A discussão começou após o governo estadual questionar, por meio de uma Ação Direta de Inconstitucionalidade (ADI), os artigos 1º, 3º e 4º da Lei Complementar nº 776/2023, aprovada pela ALMT. Essa norma alterou a Lei Complementar nº 685/2021, que trata do Sistema Ferroviário do Estado.

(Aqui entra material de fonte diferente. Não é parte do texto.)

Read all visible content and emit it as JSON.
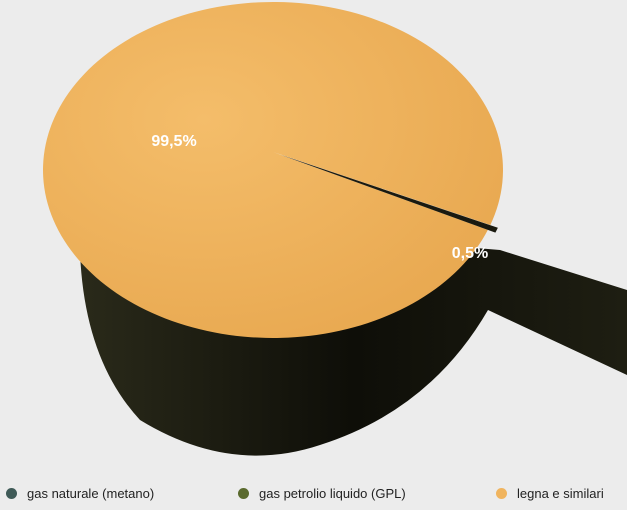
{
  "chart_data": {
    "type": "pie",
    "title": "",
    "legend_position": "bottom",
    "slices": [
      {
        "name": "gas naturale (metano)",
        "value": 0,
        "color": "#3f5a57"
      },
      {
        "name": "gas petrolio liquido (GPL)",
        "value": 0.5,
        "label": "0,5%",
        "color": "#5a6a2e"
      },
      {
        "name": "legna e similari",
        "value": 99.5,
        "label": "99,5%",
        "color": "#f0b45e"
      }
    ]
  }
}
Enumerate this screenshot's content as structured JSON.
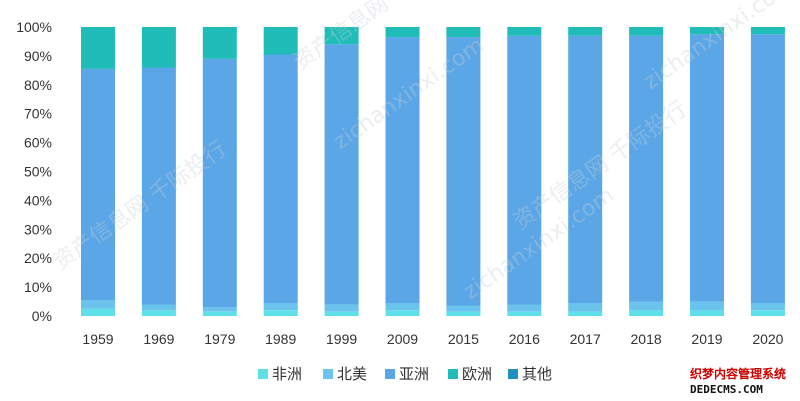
{
  "chart_data": {
    "type": "bar",
    "stacked": true,
    "percent": true,
    "categories": [
      "1959",
      "1969",
      "1979",
      "1989",
      "1999",
      "2009",
      "2015",
      "2016",
      "2017",
      "2018",
      "2019",
      "2020"
    ],
    "series": [
      {
        "name": "非洲",
        "color": "#5fe0e8",
        "values": [
          2.5,
          2.0,
          1.5,
          2.0,
          1.5,
          2.0,
          1.5,
          1.5,
          1.5,
          2.0,
          2.0,
          2.0
        ]
      },
      {
        "name": "北美",
        "color": "#69c3ec",
        "values": [
          3.0,
          2.0,
          1.5,
          2.5,
          2.5,
          2.5,
          2.0,
          2.5,
          3.0,
          3.0,
          3.0,
          2.5
        ]
      },
      {
        "name": "亚洲",
        "color": "#5aa6e6",
        "values": [
          80.0,
          82.0,
          86.0,
          86.0,
          90.0,
          92.0,
          93.0,
          93.0,
          92.5,
          92.0,
          92.5,
          93.0
        ]
      },
      {
        "name": "欧洲",
        "color": "#1fbcb8",
        "values": [
          14.5,
          14.0,
          11.0,
          9.5,
          6.0,
          3.5,
          3.5,
          3.0,
          3.0,
          3.0,
          2.5,
          2.5
        ]
      },
      {
        "name": "其他",
        "color": "#1d8fc0",
        "values": [
          0,
          0,
          0,
          0,
          0,
          0,
          0,
          0,
          0,
          0,
          0,
          0
        ]
      }
    ],
    "yticks": [
      "0%",
      "10%",
      "20%",
      "30%",
      "40%",
      "50%",
      "60%",
      "70%",
      "80%",
      "90%",
      "100%"
    ],
    "ylim": [
      0,
      100
    ],
    "grid": false,
    "legend": "bottom"
  },
  "watermarks": {
    "diagonal": [
      "资产信息网 千际投行",
      "zichanxinxi.com",
      "资产信息网 千际投行",
      "zichanxinxi.com",
      "资产信息网 千际投行",
      "zichanxinxi.com"
    ],
    "corner_line1": "织梦内容管理系统",
    "corner_line2": "DEDECMS.COM"
  }
}
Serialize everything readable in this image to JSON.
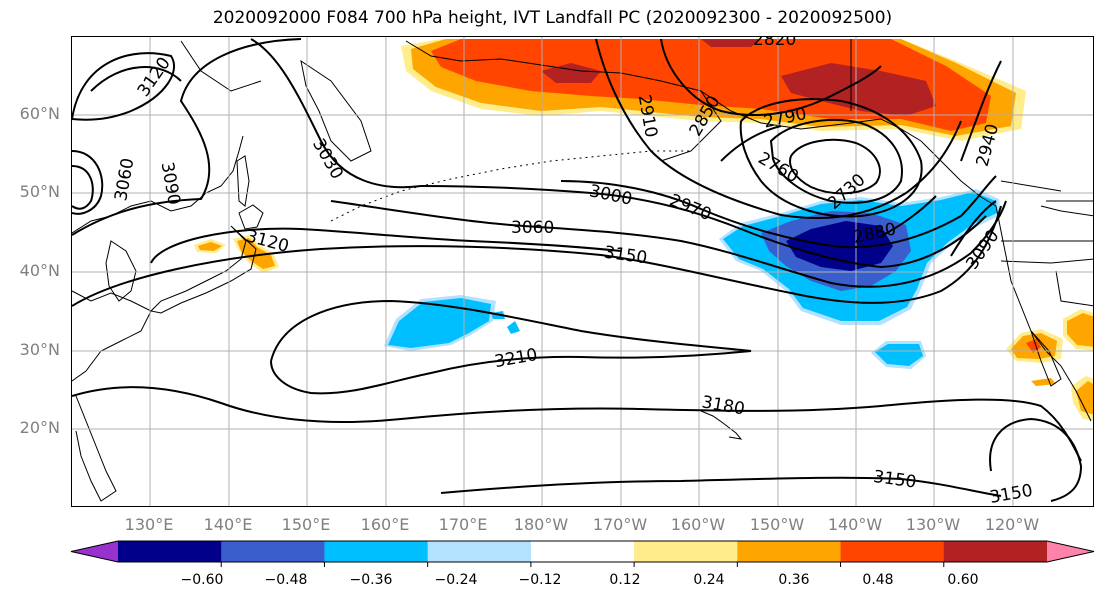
{
  "title": "2020092000 F084 700 hPa height, IVT Landfall PC (2020092300 - 2020092500)",
  "lat_labels": [
    "60°N",
    "50°N",
    "40°N",
    "30°N",
    "20°N"
  ],
  "lon_labels": [
    "130°E",
    "140°E",
    "150°E",
    "160°E",
    "170°E",
    "180°W",
    "170°W",
    "160°W",
    "150°W",
    "140°W",
    "130°W",
    "120°W"
  ],
  "contour_labels": [
    "3120",
    "3060",
    "3090",
    "3030",
    "3120",
    "3060",
    "3150",
    "3000",
    "2970",
    "2910",
    "2850",
    "2820",
    "2790",
    "2760",
    "2730",
    "2880",
    "2940",
    "3090",
    "3210",
    "3180",
    "3150",
    "3150"
  ],
  "colorbar": {
    "ticks": [
      "−0.60",
      "−0.48",
      "−0.36",
      "−0.24",
      "−0.12",
      "0.12",
      "0.24",
      "0.36",
      "0.48",
      "0.60"
    ],
    "colors": [
      "#9932cc",
      "#00008b",
      "#3a5fcd",
      "#00bfff",
      "#b2e2ff",
      "#ffffff",
      "#ffec8b",
      "#ffa500",
      "#ff4500",
      "#b22222",
      "#ff82ab"
    ]
  }
}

Conflito começou com nome de ferrovia
A disputa teve origem na concessão de 730 quilômetros de ferrovia à empresa Rumo Logística S/A, entre Rondonópolis e a região Médio-Norte do estado. A ferrovia, que era conhecida como “Senador Vicente Vuolo” — em homenagem ao político que defendeu a interligação ferroviária com Mato Grosso —, passou a ser chamada pela concessionária de “Ferrovia Olacyr de Moraes”, nome do empresário pioneiro no agronegócio mato-grossense.

Para garantir a participação do Legislativo na escolha dos nomes, os deputados estaduais aprovaram uma emenda determinando que a denominação das ferrovias passasse a ser feita por meio de lei. O Executivo vetou o trecho, mas o veto foi derrubado pela Assembleia, o que levou o governo a recorrer à Justiça estadual.
STF valida participação do Legislativo
O Tribunal de Justiça de Mato Grosso chegou a dar ganho de causa ao Executivo, mas a Procuradoria da ALMT recorreu ao STF por meio de Recurso Extraordinário com Agravo (nº 1.540.211). O ministro Alexandre de Moraes reformou a decisão e reconheceu a constitucionalidade da mudança feita pelos deputados.
Na decisão, Moraes afirmou que a nova regra não exclui a possibilidade de o Executivo também nomear ferrovias por decreto. Segundo ele, há uma “coabitação normativa” entre os dois poderes: o Legislativo pode fazer isso por lei e o Executivo, por decreto.
Diálogo entre os poderes
O presidente da Assembleia Legislativa, deputado Max Russi (PSB), comemorou a decisão e defendeu mais diálogo entre os poderes para evitar disputas judiciais desnecessárias.
“Não se trata de desmerecer o legado do senador Vicente Vuolo nem de ignorar a importância de Olacyr de Moraes para o desenvolvimento do Estado. O essencial é que tanto o Legislativo quanto o Executivo possam participar desse processo, cada um com seus instrumentos legais”, afirmou Russi.
O parlamentar destacou que, mais do que o nome, o foco deve estar nos impactos positivos que a ferrovia pode trazer para a economia e o cotidiano da população mato-grossense.